No matter how convincing the data is, that’s all it can do: convince you of something. No book or study can actually bestow the inarguable, end-all-be-all Truth on you. We tend to think of learning as acquiring more and more of the truth. But we’re really just collecting more and more evidence, more reasons to believe X or Y is true, and Z is not.
That’s all knowledge is: belief. Everything you know is just a belief you don’t believe is worth questioning anymore. That’s fine. It may make perfect sense to believe it. The evidence may be overwhelming. But we can forget that education is only ever the push and pull of opinion, by means of conveying evidence. A study is evidence. The endorsement of an expert is evidence. Photos are evidence. Personal experience is evidence.
Science often gives us the most reliable evidence, and there is probably no better tool for generating solid reasons to believe a particular thing. But it can only give us a better, safer position from which to make what is ultimately a leap of faith — adopting a new belief.

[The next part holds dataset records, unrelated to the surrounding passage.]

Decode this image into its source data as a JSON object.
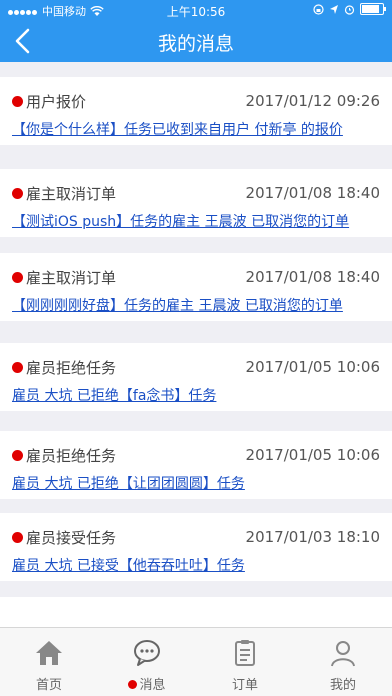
{
  "status_bar": {
    "carrier": "中国移动",
    "time": "上午10:56",
    "icons": [
      "signal-dots-icon",
      "wifi-icon",
      "location-icon",
      "alarm-icon",
      "battery-icon"
    ]
  },
  "nav": {
    "title": "我的消息",
    "back_icon": "chevron-left-icon"
  },
  "messages": [
    {
      "type": "用户报价",
      "time": "2017/01/12 09:26",
      "text": "【你是个什么样】任务已收到来自用户 付新亭 的报价",
      "unread": true
    },
    {
      "type": "雇主取消订单",
      "time": "2017/01/08 18:40",
      "text": "【测试iOS push】任务的雇主 王晨波 已取消您的订单",
      "unread": true
    },
    {
      "type": "雇主取消订单",
      "time": "2017/01/08 18:40",
      "text": "【刚刚刚刚好盘】任务的雇主 王晨波 已取消您的订单",
      "unread": true
    },
    {
      "type": "雇员拒绝任务",
      "time": "2017/01/05 10:06",
      "text": "雇员 大坑 已拒绝【fa念书】任务",
      "unread": true
    },
    {
      "type": "雇员拒绝任务",
      "time": "2017/01/05 10:06",
      "text": "雇员 大坑 已拒绝【让团团圆圆】任务",
      "unread": true
    },
    {
      "type": "雇员接受任务",
      "time": "2017/01/03 18:10",
      "text": "雇员 大坑 已接受【他吞吞吐吐】任务",
      "unread": true
    }
  ],
  "tabs": [
    {
      "label": "首页",
      "icon": "home-icon"
    },
    {
      "label": "消息",
      "icon": "chat-bubble-icon",
      "badge": true,
      "active": true
    },
    {
      "label": "订单",
      "icon": "clipboard-icon"
    },
    {
      "label": "我的",
      "icon": "person-icon"
    }
  ],
  "colors": {
    "primary": "#2e97f0",
    "unread_dot": "#e00000",
    "link": "#1a4fc5"
  }
}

Dubner and Levitt convinced me of all sorts of things, but ultimately I’m taking their word for it. Even if I had done all the legwork myself, it would only just make me more sturdily convinced of those particular conclusions. Or maybe I would have written a book arguing something completely different.
In any case, the intriguing conclusions in Freakonomics would never have reached me had they not already been so wildly popular. I bought the book only because it was so highly recommended. This is another powerful mechanism at work: the more attractive a point of view is to us, the more convincing it is.

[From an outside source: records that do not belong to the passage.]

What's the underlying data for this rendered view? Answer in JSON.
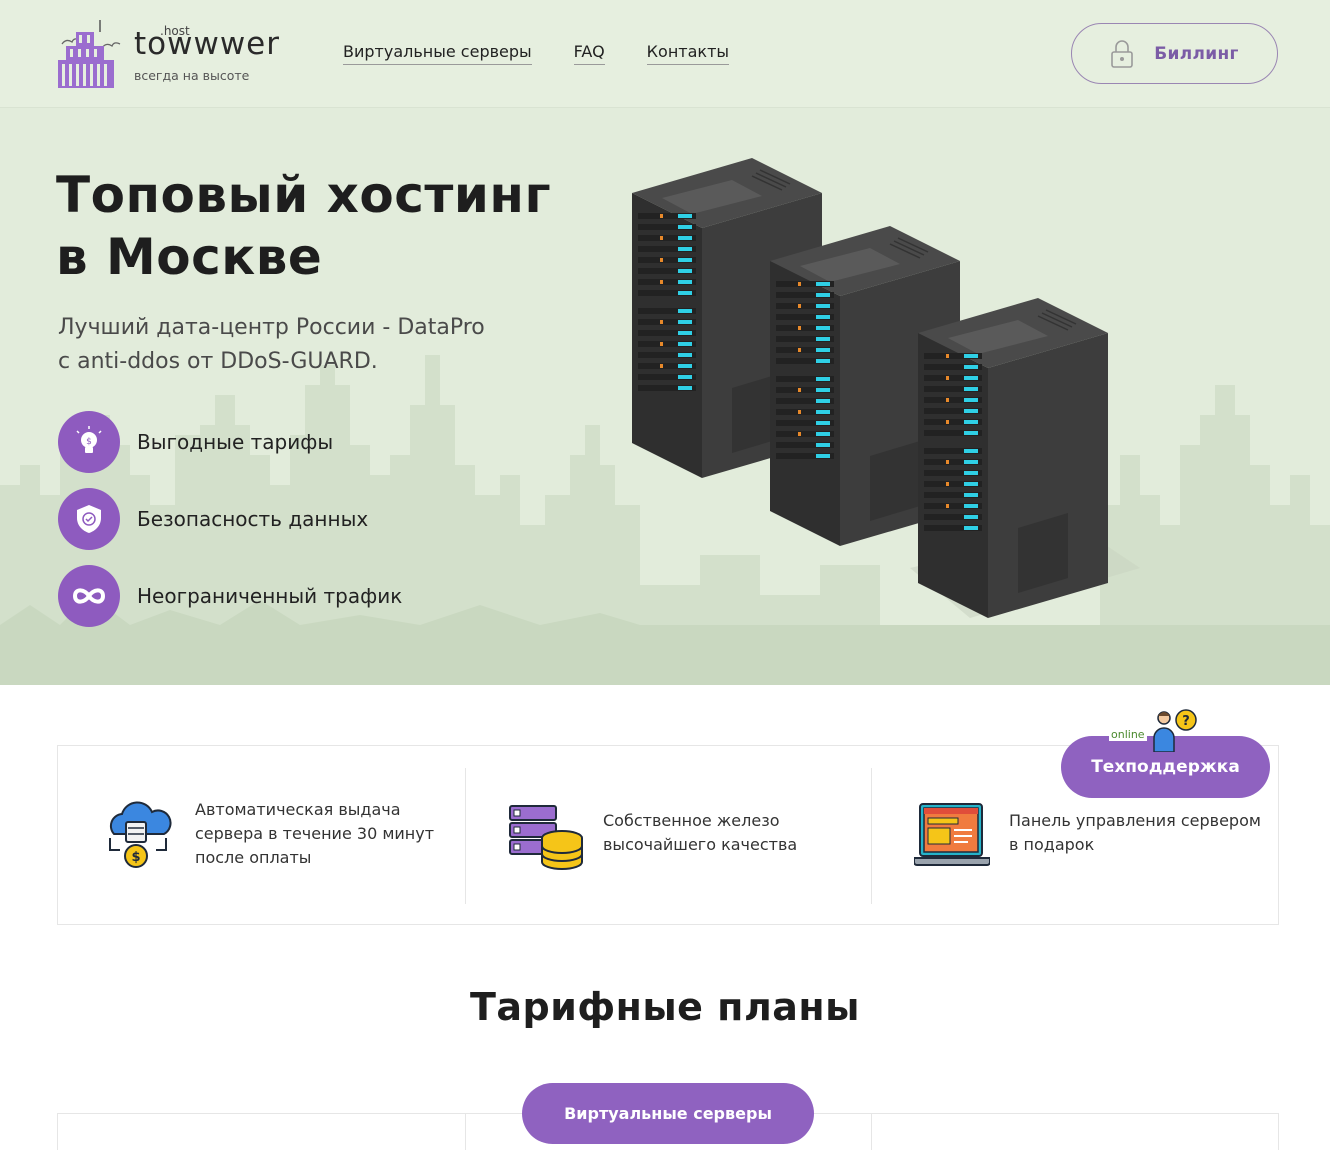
{
  "header": {
    "logo": {
      "tag": ".host",
      "name": "towwwer",
      "slogan": "всегда на высоте"
    },
    "nav": [
      {
        "label": "Виртуальные серверы"
      },
      {
        "label": "FAQ"
      },
      {
        "label": "Контакты"
      }
    ],
    "billing": {
      "label": "Биллинг",
      "icon": "lock-icon"
    }
  },
  "hero": {
    "title_line1": "Топовый хостинг",
    "title_line2": "в Москве",
    "subtitle_line1": "Лучший дата-центр России - DataPro",
    "subtitle_line2": "с anti-ddos от DDoS-GUARD.",
    "features": [
      {
        "label": "Выгодные тарифы",
        "icon": "lightbulb-dollar-icon"
      },
      {
        "label": "Безопасность данных",
        "icon": "shield-check-icon"
      },
      {
        "label": "Неограниченный трафик",
        "icon": "infinity-icon"
      }
    ]
  },
  "advantages": [
    {
      "text": "Автоматическая выдача сервера в течение 30 минут после оплаты",
      "icon": "cloud-server-payment-icon"
    },
    {
      "text": "Собственное железо высочайшего качества",
      "icon": "server-database-icon"
    },
    {
      "text": "Панель управления сервером в подарок",
      "icon": "control-panel-laptop-icon"
    }
  ],
  "support": {
    "label": "Техподдержка",
    "status": "online"
  },
  "tariffs": {
    "title": "Тарифные планы",
    "active_tab": "Виртуальные серверы"
  },
  "colors": {
    "accent": "#8f62c0",
    "hero_bg": "#e2ecdb",
    "header_bg": "#e6efdf"
  }
}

What makes it attractive? Well, that it makes you feel good to agree with it — either because you are fond of the source, because you feel you’ve been let in on some powerful secret, or because you already feel the same way.

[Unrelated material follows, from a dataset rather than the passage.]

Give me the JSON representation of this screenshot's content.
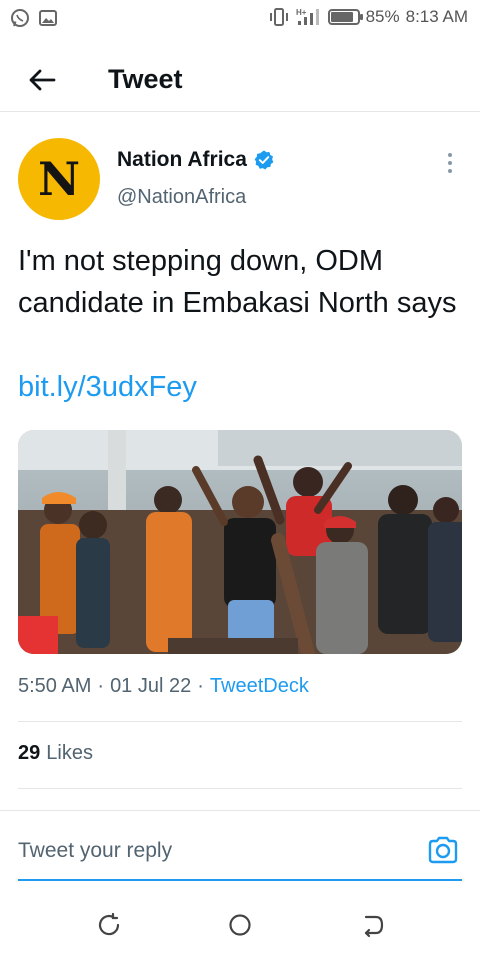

It works the other way too. If you are a staunch anti-abortionist, you might not find the book very convincing, because you’ll find one of Levitt’s theories quite unpalatable, no matter what your left brain makes of the data:
Perhaps the primary reason Freakonomics is so popular is that it contains Levitt’s famous finding that the rash of abortions following the 1973 Roe v. Wade ruling caused crime to drop dramatically twenty-one years later — the inevitable result of millions of unwanted, crime-prone children never having been born. If your emotions don’t like that one, they’ll tell you to look elsewhere for answers, and naturally you’ll find different ones.
The data they bring to the table is convincing, in part because it is so explicit, but mostly because Freakonomics is such a charismatic book. “Dazzling” is a word that appears in many blurbs about it. It does dazzle. It’s so dazzling and user-friendly that I think the reader is in danger of falling in love with its conclusions because they’re just so curious and irresistible. And because everyone else already has.
In fact, I am still quite infatuated with it, enough to recommend that you go out and buy this book. If you made it to the end of this post, it’s a safe bet that you’ll enjoy it.
…if you’re willing to take my word for it.